I've taken the time to invent, in overview form, an entire Digital Math course in which I'm keen to include said "concentric hierarchy" (above) as a part of what I call Martian Math (because it's futuristic, also somewhat unfamiliar i.e. alien).
However, even minus this new way of possibly satisfying Oregon's three year math requirement (for a high school diploma), isn't this just standard fare we should expect through our Math Learning Center or any professional body of math teachers (e.g. NCTM, MAA)?
The question is somewhat rhetorical, as the answer is no, this is not heritage our math teachers currently see fit to share.
That's a bone of contention of course i.e. we're not all on the same page in accepting this verdict. I'm teaching math, and my Oregon Curriculum Network has been a consistent champion of this material.

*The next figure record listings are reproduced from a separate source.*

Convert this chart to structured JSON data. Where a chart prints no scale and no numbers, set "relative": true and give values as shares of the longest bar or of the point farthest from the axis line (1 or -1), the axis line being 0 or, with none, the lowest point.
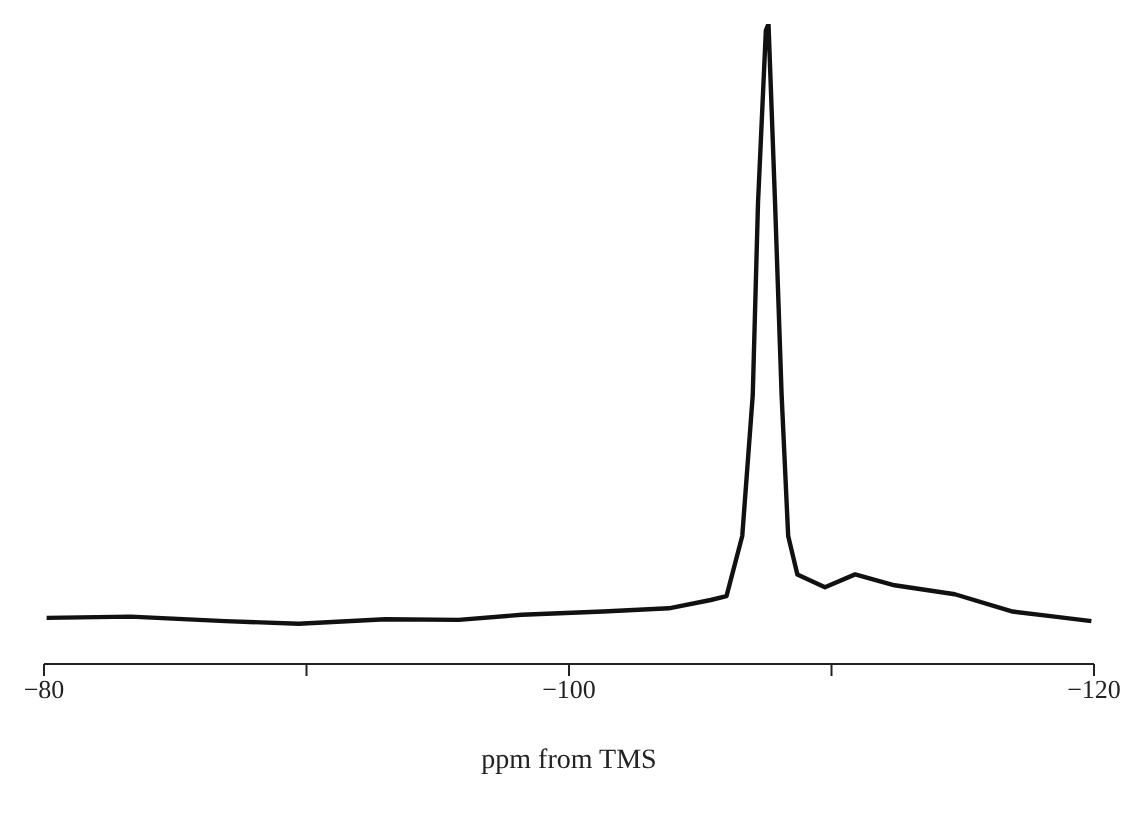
{
  "chart_data": {
    "type": "line",
    "relative": true,
    "xlabel": "ppm from TMS",
    "x": [
      -80.1,
      -83.3,
      -86.9,
      -89.7,
      -93.0,
      -95.8,
      -98.2,
      -101.3,
      -103.8,
      -105.4,
      -106.0,
      -106.6,
      -107.0,
      -107.2,
      -107.5,
      -107.6,
      -107.85,
      -108.1,
      -108.35,
      -108.7,
      -109.75,
      -110.9,
      -112.4,
      -114.7,
      -116.9,
      -118.5,
      -119.9
    ],
    "series": [
      {
        "color": "#111111",
        "values": [
          0.072,
          0.074,
          0.067,
          0.063,
          0.07,
          0.069,
          0.077,
          0.082,
          0.087,
          0.1,
          0.106,
          0.2,
          0.42,
          0.72,
          0.99,
          1,
          0.72,
          0.42,
          0.2,
          0.14,
          0.12,
          0.14,
          0.123,
          0.109,
          0.082,
          0.074,
          0.067
        ]
      }
    ],
    "xlim": [
      -80,
      -120
    ],
    "xticks": [
      {
        "value": -80,
        "label": "−80"
      },
      {
        "value": -90,
        "label": null
      },
      {
        "value": -100,
        "label": "−100"
      },
      {
        "value": -110,
        "label": null
      },
      {
        "value": -120,
        "label": "−120"
      }
    ],
    "grid": false,
    "legend": false,
    "marker": "none",
    "line_style": "solid"
  }
}
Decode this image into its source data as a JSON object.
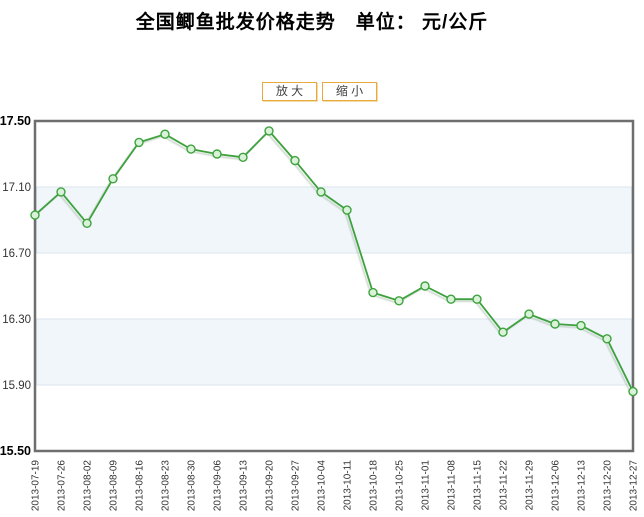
{
  "title": "全国鲫鱼批发价格走势　单位： 元/公斤",
  "controls": {
    "zoom_in": "放 大",
    "zoom_out": "缩 小"
  },
  "chart_data": {
    "type": "line",
    "title": "全国鲫鱼批发价格走势",
    "unit_label": "元/公斤",
    "x": [
      "2013-07-19",
      "2013-07-26",
      "2013-08-02",
      "2013-08-09",
      "2013-08-16",
      "2013-08-23",
      "2013-08-30",
      "2013-09-06",
      "2013-09-13",
      "2013-09-20",
      "2013-09-27",
      "2013-10-04",
      "2013-10-11",
      "2013-10-18",
      "2013-10-25",
      "2013-11-01",
      "2013-11-08",
      "2013-11-15",
      "2013-11-22",
      "2013-11-29",
      "2013-12-06",
      "2013-12-13",
      "2013-12-20",
      "2013-12-27"
    ],
    "values": [
      16.93,
      17.07,
      16.88,
      17.15,
      17.37,
      17.42,
      17.33,
      17.3,
      17.28,
      17.44,
      17.26,
      17.07,
      16.96,
      16.46,
      16.41,
      16.5,
      16.42,
      16.42,
      16.22,
      16.33,
      16.27,
      16.26,
      16.18,
      15.86
    ],
    "ylim": [
      15.5,
      17.5
    ],
    "yticks": [
      17.5,
      17.1,
      16.7,
      16.3,
      15.9,
      15.5
    ],
    "grid": "alternating horizontal bands between gridlines",
    "legend": "none"
  },
  "colors": {
    "line": "#3EA23E",
    "marker_fill": "#D9F3D9",
    "marker_stroke": "#3EA23E",
    "band_fill": "#F1F6FB",
    "band_edge": "#DCE5EF",
    "plot_border": "#6E6E6E",
    "tick_label": "#333333",
    "tick_label_strong": "#000000",
    "button_border": "#E9A93D",
    "button_text": "#444444"
  }
}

My credentials are enough in order to make this not dismissible as the work of a kook, plus this isn't really just a matter of relying on my own credentials as I come to these ideas through inheritance, am not their primary source.
I'm not seeing myself as some kind of fringe or marginal figure in suggesting this hole in the curriculum be filled. I'm seeing myself as being rather conservative and in cahoots with other thoughtful curriculum designers responding to needs in industry and commerce, wanting to have a robust education system, a goal I assume we all share. At no point have I suggested shoving other important content aside. Yet we need to make room, need to upgrade pronto.
I actually think we're paying a really high price for dilly dallying any longer. This stuff isn't that hard to talk and write about, coherently. I challenge us to at least some intelligent debate. Too much to ask?